E la squadra da parte sua, nonostante le innumerevoli difficoltà, sta facendo un campionato straordinario ed è ancora in corsa per i playoff.

C’è poco da girarci in giro. Le assenze sono un problema per qualsiasi squadra. Ma per l’Ambrì-Piotta, le assenze sono un problema sempre un pò più grande che per le altre compagini. Perché il roster, anche causa mezzi finanziari inferiori a buona parte della concorrenza, non è profondissimo.

Ed allora crediamo sia giusto dire che in Leventina si sta facendo davvero una sorta di mezzo miracolo ad ottenere questi risultati che sono comunque positivi. L’obiettivo del club era, e resta, una salvezza da raggiungere nella maniera più tranquilla possibile.

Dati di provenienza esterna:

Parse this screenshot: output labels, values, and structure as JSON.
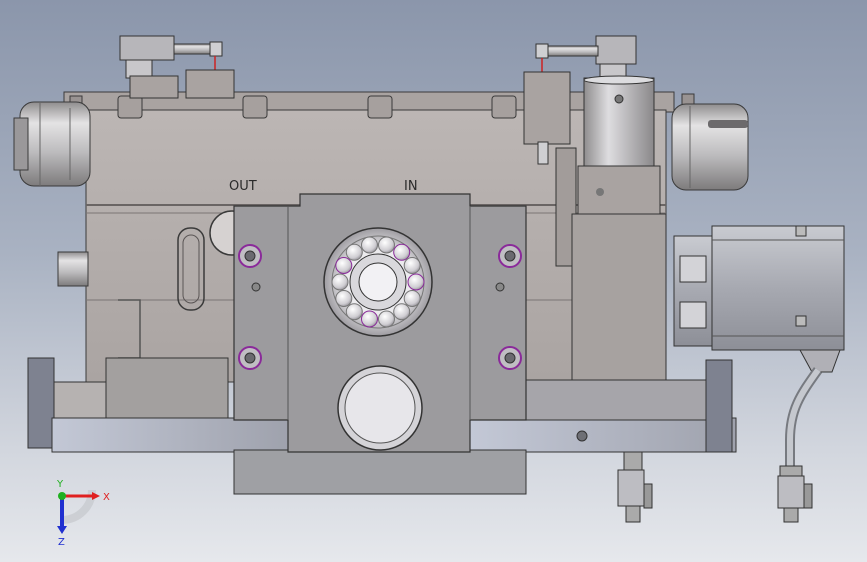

Ed in tal senso, il raggiungimento dell’obiettivo non è scontato ma è certamente alla portata.

Ma se l’Ambrì-Piotta dovesse qualificarsi per i playoff – e siamo certi che farà di tutto per raggiungerli fino alla fine… – potremmo tranquillamente parlare di un vero e proprio miracolo sportivo. Alla faccia dell’Uroc… che per quanto possa aver bevuto la scorsa estate, prima o poi terminerà pure di “pisà adoss” a questo club. Giusto? O forse no…

Comunque sia, forza e coraggio. E caro “Uroc”, adesso basta, te capì o no?